Find the sequence. I am given generating function $\ f(x)=\frac{1}{x-3} $
I have to find formula of the sequence which is generated by this function.
Have to achieve this?
I find some tutorials but it was hard for me to understand this.
In some of them people where starting from generating function for $a_{n}=1$ (I mean $ \sum_{n=0}^\infty x^n $ ) and then made transformation to achieve desired result. I would be extremely grateful if someone would explain me how to do this.
 A: Note that 
$$\frac{1}{x-3}=-\frac{1}{3}\cdot\frac{1}{1-x/3}.$$
You probably know that (for suitable $t$)
$$\frac{1}{1-t}=1+t+t^2+t^3+\cdots.$$
Plug in $t=x/3$ and simplify a bit to get the expansion of your function. 

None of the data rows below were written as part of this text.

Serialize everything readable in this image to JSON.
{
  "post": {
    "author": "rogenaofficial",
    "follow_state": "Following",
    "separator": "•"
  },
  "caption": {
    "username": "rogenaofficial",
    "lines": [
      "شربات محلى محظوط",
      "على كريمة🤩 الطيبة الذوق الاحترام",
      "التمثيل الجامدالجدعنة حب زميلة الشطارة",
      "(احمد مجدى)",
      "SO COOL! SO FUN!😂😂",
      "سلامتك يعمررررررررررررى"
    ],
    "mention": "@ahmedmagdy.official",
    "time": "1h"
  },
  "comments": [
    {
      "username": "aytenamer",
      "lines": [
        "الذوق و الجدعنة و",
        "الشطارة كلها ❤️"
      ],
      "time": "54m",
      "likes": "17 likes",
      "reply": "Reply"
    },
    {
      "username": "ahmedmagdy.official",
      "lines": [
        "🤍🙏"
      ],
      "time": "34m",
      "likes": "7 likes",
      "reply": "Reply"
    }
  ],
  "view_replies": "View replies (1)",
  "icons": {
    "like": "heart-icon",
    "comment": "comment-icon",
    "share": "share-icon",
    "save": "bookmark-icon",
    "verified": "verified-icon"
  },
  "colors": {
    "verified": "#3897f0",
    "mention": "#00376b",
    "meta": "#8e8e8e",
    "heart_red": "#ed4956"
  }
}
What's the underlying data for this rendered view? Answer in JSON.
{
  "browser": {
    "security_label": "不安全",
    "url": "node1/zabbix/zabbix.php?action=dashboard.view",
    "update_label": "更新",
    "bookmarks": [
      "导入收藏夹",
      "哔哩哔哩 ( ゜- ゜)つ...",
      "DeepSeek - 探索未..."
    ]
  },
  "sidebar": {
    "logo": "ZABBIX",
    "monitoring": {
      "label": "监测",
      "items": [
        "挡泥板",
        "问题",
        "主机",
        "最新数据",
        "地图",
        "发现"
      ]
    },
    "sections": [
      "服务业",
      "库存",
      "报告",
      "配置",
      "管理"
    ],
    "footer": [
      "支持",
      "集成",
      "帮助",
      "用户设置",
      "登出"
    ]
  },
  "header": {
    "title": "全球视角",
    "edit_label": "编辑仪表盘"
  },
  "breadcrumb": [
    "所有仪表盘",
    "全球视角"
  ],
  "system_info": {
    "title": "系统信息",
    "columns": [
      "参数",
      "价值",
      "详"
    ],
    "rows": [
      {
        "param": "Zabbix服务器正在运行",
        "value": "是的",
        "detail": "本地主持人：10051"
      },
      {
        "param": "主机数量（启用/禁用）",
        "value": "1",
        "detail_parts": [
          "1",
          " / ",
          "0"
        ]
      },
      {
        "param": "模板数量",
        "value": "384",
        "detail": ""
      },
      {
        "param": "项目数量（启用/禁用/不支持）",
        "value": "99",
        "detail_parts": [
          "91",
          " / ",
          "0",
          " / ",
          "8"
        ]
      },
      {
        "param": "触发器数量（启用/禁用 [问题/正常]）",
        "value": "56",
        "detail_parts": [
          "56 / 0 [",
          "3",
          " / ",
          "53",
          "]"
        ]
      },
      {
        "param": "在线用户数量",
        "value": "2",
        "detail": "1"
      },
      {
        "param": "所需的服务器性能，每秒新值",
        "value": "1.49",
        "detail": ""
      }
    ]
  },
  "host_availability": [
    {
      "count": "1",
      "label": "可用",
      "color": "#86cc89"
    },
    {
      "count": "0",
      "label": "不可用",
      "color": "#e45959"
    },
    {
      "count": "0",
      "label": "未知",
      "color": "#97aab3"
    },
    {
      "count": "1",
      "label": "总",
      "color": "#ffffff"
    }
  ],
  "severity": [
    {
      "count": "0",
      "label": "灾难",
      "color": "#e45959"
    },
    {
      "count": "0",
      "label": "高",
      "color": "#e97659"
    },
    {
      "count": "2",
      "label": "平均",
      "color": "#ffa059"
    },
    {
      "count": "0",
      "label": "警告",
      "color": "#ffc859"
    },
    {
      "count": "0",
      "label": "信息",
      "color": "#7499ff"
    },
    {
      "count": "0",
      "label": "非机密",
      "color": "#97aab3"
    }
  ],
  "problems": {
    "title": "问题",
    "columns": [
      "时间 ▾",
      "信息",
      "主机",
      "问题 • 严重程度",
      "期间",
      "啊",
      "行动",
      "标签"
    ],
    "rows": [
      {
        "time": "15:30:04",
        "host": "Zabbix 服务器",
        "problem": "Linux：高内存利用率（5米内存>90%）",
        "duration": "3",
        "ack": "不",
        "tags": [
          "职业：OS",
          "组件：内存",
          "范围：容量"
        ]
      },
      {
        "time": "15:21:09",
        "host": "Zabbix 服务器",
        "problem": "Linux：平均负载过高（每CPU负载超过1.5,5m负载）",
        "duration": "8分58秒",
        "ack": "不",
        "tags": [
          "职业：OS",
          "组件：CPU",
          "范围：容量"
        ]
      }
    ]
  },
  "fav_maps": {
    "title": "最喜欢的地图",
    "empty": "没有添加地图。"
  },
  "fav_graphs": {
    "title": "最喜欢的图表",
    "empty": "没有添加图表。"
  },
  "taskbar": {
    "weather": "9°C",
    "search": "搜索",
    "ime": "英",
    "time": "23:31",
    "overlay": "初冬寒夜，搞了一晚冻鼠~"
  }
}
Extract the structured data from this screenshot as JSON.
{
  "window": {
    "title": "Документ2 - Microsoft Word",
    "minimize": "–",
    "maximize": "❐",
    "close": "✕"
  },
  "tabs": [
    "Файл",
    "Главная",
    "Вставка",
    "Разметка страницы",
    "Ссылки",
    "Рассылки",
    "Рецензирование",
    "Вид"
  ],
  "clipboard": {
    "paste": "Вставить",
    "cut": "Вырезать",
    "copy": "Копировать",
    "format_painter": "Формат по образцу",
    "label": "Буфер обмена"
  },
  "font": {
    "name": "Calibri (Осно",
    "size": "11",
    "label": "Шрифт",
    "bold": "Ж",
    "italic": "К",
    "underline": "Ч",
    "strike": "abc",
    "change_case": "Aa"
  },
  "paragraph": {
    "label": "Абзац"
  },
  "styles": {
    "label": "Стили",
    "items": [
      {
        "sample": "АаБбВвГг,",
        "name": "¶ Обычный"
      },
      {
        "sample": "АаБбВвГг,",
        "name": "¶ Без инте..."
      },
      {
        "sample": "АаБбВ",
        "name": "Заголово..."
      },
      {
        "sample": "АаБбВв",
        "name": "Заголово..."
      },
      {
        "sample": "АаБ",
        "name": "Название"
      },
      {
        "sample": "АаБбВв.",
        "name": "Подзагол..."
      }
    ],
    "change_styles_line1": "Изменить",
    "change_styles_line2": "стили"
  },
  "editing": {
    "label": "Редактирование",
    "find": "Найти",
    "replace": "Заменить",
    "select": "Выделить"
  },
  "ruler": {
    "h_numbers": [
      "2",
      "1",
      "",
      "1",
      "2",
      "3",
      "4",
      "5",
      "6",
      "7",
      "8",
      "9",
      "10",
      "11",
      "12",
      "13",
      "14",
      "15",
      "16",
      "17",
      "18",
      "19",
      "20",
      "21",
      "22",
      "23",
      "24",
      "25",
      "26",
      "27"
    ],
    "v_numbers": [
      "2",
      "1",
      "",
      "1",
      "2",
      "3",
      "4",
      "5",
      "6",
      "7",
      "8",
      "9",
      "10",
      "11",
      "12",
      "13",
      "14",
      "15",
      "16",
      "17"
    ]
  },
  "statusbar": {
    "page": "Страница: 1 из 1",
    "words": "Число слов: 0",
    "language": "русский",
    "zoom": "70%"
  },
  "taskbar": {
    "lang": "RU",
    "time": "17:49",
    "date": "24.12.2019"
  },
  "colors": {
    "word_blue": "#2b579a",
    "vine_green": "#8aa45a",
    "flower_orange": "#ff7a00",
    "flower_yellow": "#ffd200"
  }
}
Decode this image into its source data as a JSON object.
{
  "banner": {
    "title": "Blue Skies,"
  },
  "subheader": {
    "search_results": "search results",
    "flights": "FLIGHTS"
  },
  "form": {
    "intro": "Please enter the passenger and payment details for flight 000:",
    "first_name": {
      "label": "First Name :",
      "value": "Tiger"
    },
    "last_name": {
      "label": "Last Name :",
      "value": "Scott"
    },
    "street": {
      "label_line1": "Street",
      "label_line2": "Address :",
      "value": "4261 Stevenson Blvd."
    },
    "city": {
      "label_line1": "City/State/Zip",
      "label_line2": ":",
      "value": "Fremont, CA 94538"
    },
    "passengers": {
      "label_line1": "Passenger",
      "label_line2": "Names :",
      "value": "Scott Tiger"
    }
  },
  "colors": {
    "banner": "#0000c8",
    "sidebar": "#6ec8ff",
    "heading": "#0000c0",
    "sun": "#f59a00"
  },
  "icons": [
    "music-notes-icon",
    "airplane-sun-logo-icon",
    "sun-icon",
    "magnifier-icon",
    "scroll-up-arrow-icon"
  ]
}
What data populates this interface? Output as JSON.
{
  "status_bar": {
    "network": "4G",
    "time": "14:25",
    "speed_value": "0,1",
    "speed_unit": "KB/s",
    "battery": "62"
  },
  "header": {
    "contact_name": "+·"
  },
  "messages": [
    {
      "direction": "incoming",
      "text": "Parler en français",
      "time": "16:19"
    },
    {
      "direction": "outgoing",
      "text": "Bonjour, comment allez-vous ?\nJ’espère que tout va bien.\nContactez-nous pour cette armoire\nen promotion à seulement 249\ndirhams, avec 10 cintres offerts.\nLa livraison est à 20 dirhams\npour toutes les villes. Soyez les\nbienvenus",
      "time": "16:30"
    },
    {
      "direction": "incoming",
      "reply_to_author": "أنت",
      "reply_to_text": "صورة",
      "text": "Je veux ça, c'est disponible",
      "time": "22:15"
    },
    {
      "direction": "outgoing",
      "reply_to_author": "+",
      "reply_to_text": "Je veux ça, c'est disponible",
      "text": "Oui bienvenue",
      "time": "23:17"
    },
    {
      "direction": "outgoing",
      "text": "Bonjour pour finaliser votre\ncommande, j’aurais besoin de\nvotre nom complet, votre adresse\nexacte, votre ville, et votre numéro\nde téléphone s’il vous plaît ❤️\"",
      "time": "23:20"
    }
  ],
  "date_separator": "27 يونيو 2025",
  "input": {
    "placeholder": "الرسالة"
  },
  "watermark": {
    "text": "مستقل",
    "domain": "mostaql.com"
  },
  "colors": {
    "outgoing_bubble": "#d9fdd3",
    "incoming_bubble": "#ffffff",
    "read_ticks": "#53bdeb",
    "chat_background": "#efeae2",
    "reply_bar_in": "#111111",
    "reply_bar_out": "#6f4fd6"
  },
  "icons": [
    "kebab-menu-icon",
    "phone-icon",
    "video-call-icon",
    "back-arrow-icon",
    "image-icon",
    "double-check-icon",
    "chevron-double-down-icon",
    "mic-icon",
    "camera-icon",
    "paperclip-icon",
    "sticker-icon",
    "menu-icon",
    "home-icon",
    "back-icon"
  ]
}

A: You're looking for a power series
$$y = \sum_{n = 0}^\infty a_nx^n = a_0 + a_1x + a_2x^2 + \cdots$$
such that $y = \frac{1}{x - 3}$.  Or equivalently such that $(x - 3)y = 1$.  Well we have
$$xy = x\sum_{n = 0}^\infty a_nx^n = \sum_{n = 0}^\infty a_nx^{n + 1} = \sum_{n = 1}^\infty a_{n - 1}x^n$$
and
$$3y = 3\sum_{n = 0}^\infty a_nx^n = \sum_{n = 0}^\infty 3a_nx^n$$
so
$$xy - 3y = \sum_{n = 1}^\infty a_{n - 1}x^n - \sum_{n = 0}^\infty 3a_nx^n = \sum_{n = 1}^\infty a_{n - 1}x^n - \sum_{n = 1}^\infty 3a_nx^n - 3a_0$$
$$= \sum_{n = 1}^\infty[a_{n - 1} - 3a_n]x^n - 3a_0$$
For this to equal $1$ we must have that the coefficient of $x^0$ which is $3a_0$ equal $1$, so $a_0 = \frac13$.  For $n > 0$ the coefficient of $x^n$, which is $a_{n - 1} - 3a_n$ must equal $0$.  So $a_n = \frac{a_{n - 1}}{3}$.  Hence $a_1 = \frac{1}{3^2}$, $a_2 = \frac{1}{3^3}$, and so on.  Can you figure out a formula for $a_n$?
A: To achieve this, you expand the function in a power series around the origin. The coefficients of this power series form the sequence you seek.